Kalp krizine yenik düşen Ömer Umar'la Londra'da BBC Türkçe bölümünde birlikte çalışmıştık. Son gördüğümde; "Bizi çok kişi akraba zannediyor. Lütfen sen de bozma" demişti...
Ömer Umar'dan üç gün haber alınamadığını yazan gazeteler, dördüncü gün onun morgda yakınları tarafından teşhis edildiğini bildirdiler.
İstanbul dışında olduğum için cenazesine katılamadığım Ömer Umar'la ilişkim çok eski bir iş arkadaşlığıyla başlamış, uzun yıllar devam etmişti. Onu ilk defa 1960 yılında Londra'da BBC Türkçe servisinde çalışırken tanımıştım.
Batı klasik müziğinin gerçek bir tutkunu olan Ömer Umar, Londra'dan döndükten sonra Suna Kan, İdil Biret ve Ayla Erduran gibi ünlü sanatçılarımızın CD'lerini yaparken, Borusan Kültür Merkezi'nin sanat danışmanlığını da yürütüyordu.

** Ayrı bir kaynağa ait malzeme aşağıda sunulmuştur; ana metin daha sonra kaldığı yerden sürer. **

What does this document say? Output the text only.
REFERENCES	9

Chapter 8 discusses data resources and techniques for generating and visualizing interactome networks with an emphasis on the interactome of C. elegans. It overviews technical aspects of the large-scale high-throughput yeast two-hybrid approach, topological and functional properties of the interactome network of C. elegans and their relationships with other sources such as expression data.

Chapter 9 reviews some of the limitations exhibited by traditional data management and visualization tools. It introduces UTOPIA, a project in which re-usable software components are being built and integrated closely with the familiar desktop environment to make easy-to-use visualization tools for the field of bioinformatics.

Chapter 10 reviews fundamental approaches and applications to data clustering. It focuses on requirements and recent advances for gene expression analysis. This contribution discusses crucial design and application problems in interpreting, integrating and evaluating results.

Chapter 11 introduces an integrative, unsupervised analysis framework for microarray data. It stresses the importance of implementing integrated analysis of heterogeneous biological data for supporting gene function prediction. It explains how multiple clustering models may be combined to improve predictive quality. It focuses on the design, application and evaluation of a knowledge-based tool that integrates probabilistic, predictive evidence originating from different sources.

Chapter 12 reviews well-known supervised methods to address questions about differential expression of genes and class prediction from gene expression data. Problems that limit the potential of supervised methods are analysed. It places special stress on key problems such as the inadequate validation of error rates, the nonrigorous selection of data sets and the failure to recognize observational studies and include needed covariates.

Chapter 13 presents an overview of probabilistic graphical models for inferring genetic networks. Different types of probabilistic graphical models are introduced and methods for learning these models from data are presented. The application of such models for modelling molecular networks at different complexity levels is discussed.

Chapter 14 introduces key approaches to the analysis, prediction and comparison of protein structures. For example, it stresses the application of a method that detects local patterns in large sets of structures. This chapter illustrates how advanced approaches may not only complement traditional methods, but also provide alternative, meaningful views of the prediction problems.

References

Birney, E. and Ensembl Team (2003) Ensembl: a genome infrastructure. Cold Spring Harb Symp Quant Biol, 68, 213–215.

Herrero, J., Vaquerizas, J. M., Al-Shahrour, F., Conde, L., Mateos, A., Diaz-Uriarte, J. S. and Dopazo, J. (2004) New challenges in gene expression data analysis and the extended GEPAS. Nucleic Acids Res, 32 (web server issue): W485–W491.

Türkiye'ye sayısız ünlü sanatçıyı klasik müzikseverlere yıllarca dinleten Ömer Umar'la son görüşmemiz Fazıl Say'ın bir konserinden çıkarken oldu. Her zamanki gibi hazırladığı son CD'leri ne kadar zorluk çekerek tamamladığını anlattı ve ayrılırken kulağıma eğilip, "Leylâ, bilirsin, aynı soyadını taşıdığımız için bizi hep aynı aileden sananlar çoktur. Ben de hiç bozmadan akraba olduğumuzu söylüyorum; sen de bozma lütfen" dedi.
1955'te Milliyet'te muhabirliğe ilk adım attığım gün Abdi İpekçi elimden tutup en üst kattaki bir odaya götürmüştü. İçerideki kalabalık erkek grubu gazeteye adım atan ilk kadın muhabirini görünce kısa bir şaşkınlık ve suskunluk nöbeti geçirmişti. Abdi, "Arkadaşlar Leylâ gençlik arkadaşım; lütfen ona yardımcı olun" gibisinden klâsik bir cümleyle beni orada bırakıp gidince her kafadan bir ses çıkmaya başlamıştı.
Kırmızı karanfilini yakasından hiç eksik etmeyen Ümit Deniz, Sami Kohen, İzzet Sedes, Halit Çapın ve Halit Kıvanç; hep birlikte beni selâmladılar. Ve gazeteciliğin inceliklerini her gün, kendi yazdıkları makaleleri bana bizzat yüksek sesle okuyarak, gazeteciliği öğretmek için birbirleriyle yarış ettiler. Tabii bu okuma seansları bittikten sonra, kendi haberlerimi yazabilmek için bana verilen ufacık masada gürültüden nasıl kıvrandığımı hiçbir zaman unutmadım.
Halit Kıvanç'la yollarımız beş yıl sonra BBC'de tekrar kesişti. Oraya staj yapmaya gelmişti.
Atatürk adlı kitabın yazarı Andrew Mango nefis Türkçesi'yle bizlerle hem arkadaşlık yapar; yayın zamanında da genel yönetmenliğini tüm ciddiyetiyle sürdürürdü.
Bir süre önce Halit Kıvanç anılarını topladığı kitapta bir fotoğraf yayınlamıştı.
O fotoğrafta Can Yücel'in başının etrafında kırmızı bir çember geçirilmişti. BBC haberlerinin en neşeli, en küfürlü, en çakırkeyif ve en unutulmaz kişisi Can Yücel'in artık aramızdan ayrıldığını o kırmızı daire ile belirtmişti Halit.
Can'ı, haber okuyacağı akşam saatlerinde tek bir kere ayık görmediğimiz için gönüllü olarak ya Ömer Umar, ya da ben onun yerini alırdık. Tabii ertesi gün Can hiçbir şey hatırlamazdı.
Halit Kıvanç'ın kitabında kullandığı bu tarihi fotoğrafta hayatta kalanların sayısı Ömer Umar'ın ölümüyle daha da azaldı.
Her Türkiye ziyaretinde daha dinçleşmiş bir Andrew Mango, sunuculuğunu aynı tempoda yürüten Halit Kıvanç ve bendenizden başka kalan olduğunu sanmıyorum o fotoğrafta. Ve Ömer Umar'ın fotoğraflarındaki başına halka geçirmeye hiçbirimizin yüreğinin dayanacağını sanmıyorum. Çünkü o da Can Yücel'in şiirleriyle dünyaya kattığı güzelliği bize dinlettiği ve dinleteceği müzikle devam ettirecek.